Here are your 13 ways to get online reviews (not ranked in any particular order):

  1. Organic method—making sure your business is listed on as many third-party sites as possible, so that customers can find you if they feel like writing reviews spontaneously.
  2. Links or clickable images on your site—something that customers who return to your site can click on to write you reviews.
  3. Single-page handouts—a sheet of instructions you can simply hand to customers, which walks them through how to post a review.
  4. Personal email—a simple email with a polite request and a link. But for Pete’s sake, personalize it: none of that “Dear Valued Customer” garbage. You can also do this with your email signature: instead of a bunch of fluff at the bottom of your emails, have a little link to where customers can dash off a quick review.
  5. Snail-mail request/instructions—people generally pay more attention to snail-mail, especially if it’s personalized and from a business they know and like. This method is more work, but you’ll probably bat pretty well if you do it.
  6. Video—a short walk-through, for customers who you think would just rather watch a quick video than follow other types of easy instructions.
  7. Social media—in particular, Facebook. What’s nice is customers can write CitySearch reviews using their Facebook username, which makes it that much easier for them and you.
  8. QR code on a postcard—hand or send your customers a little postcard that asks them to review you by scanning a QR code with their smartphones. The QR code would just contain a link to your Google Places page, or a link to your InsiderPages listing, etc.
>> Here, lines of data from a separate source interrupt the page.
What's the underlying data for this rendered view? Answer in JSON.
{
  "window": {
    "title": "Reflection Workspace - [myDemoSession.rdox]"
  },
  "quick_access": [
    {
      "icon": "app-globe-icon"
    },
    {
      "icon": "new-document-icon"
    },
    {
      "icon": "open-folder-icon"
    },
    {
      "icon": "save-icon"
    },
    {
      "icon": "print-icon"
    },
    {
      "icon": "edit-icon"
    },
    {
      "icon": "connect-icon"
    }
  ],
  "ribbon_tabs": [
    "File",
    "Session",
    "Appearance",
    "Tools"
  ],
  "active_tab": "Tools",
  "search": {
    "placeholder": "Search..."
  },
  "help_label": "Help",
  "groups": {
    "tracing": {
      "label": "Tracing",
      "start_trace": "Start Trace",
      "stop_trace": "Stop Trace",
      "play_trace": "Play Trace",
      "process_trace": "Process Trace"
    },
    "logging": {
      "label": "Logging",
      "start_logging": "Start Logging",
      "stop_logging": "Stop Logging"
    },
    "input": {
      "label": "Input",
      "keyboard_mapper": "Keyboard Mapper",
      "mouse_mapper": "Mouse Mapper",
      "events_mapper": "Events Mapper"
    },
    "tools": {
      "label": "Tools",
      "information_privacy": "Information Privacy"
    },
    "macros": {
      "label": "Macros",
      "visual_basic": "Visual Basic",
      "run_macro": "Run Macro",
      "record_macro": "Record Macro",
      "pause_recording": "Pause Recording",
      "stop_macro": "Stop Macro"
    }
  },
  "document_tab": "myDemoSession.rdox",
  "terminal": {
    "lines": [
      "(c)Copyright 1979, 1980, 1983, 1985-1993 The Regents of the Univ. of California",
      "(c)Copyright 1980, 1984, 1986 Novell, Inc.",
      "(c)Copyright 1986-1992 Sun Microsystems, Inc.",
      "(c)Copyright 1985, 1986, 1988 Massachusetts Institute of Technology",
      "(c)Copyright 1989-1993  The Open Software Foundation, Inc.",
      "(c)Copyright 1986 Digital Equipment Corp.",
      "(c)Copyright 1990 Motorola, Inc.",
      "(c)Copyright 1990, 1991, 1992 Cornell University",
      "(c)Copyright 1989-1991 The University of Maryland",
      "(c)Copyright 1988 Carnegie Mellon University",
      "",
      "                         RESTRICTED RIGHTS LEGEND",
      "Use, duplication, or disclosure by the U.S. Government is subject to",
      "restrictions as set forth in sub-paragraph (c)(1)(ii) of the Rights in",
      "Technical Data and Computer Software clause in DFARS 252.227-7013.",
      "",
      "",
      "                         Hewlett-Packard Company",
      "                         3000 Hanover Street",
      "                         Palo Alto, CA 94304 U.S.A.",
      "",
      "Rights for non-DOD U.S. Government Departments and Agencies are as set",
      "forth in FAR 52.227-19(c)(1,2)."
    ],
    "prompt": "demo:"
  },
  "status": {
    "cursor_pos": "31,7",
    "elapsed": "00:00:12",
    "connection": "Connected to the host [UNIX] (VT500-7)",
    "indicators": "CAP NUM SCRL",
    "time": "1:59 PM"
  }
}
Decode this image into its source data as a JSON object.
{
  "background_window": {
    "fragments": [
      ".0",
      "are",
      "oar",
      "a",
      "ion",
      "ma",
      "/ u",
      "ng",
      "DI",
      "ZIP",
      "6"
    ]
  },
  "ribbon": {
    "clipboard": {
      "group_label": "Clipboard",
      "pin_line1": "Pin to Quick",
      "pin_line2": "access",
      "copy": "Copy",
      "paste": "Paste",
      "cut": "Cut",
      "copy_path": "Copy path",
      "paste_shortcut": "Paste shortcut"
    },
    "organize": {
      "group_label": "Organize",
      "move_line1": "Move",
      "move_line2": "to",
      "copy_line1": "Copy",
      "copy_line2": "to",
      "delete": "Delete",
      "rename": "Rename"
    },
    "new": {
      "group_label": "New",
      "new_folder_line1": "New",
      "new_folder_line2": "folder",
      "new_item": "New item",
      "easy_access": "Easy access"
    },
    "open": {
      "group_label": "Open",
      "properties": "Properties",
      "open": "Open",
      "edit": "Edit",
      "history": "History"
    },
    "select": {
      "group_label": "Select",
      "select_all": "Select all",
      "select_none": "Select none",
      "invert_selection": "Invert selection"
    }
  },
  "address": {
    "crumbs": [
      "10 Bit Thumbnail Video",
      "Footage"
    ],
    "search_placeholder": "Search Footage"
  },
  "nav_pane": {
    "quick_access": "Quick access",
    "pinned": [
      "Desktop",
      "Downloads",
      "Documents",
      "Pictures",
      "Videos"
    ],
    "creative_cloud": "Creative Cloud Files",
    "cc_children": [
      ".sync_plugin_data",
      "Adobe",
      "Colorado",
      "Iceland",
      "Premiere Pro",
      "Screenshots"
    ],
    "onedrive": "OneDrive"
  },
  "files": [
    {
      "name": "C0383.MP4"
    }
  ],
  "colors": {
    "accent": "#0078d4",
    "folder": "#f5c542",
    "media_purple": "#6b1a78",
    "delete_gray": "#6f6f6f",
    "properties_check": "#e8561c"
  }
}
  9. QR code as a sticker or decal—the sticker or decal could go anywhere in your office or store, and customers could scan it with their smartphones to review you on the spot.
  10. Phone call—kinda old-fashioned, but effective with the right kind of customer.
  11. Part of a little gift that you send customers. Like a free pad of paper with your logo and phone number on it, plus a request to leave you a quick review. Or a fridge magnet. A pen might be a little too small. The gift has to be something people will actually use, keep on their desk or kitchen table, and see every day. The idea is it’s a subtle but persistent reminder.
  12. Asking your reviewers to write through a variety of sites. In other words, if you know for a fact a given customer wrote you a Yelp review, ask that person to write you an InsiderPages review, too. There are no rules against it. In fact, the review sites themselves share reviews: I’ve seen CitySearch reviews show up on Bing, Judysbook, Kudzu, MerchantCircle, Switchboard, Yahoo, YellowBot, and YP. Again, I suggest you only do this with really close, really loyal customers who don’t mind helping spread the good word.

These methods are NOT mutually exclusive, nor do you have to pick one or even just a few. You can use as many of them as you’d like. In fact, it’s best if you use a variety of them, so you get reviews on a variety of sites, and so you can determine over time what works best for you and your customers.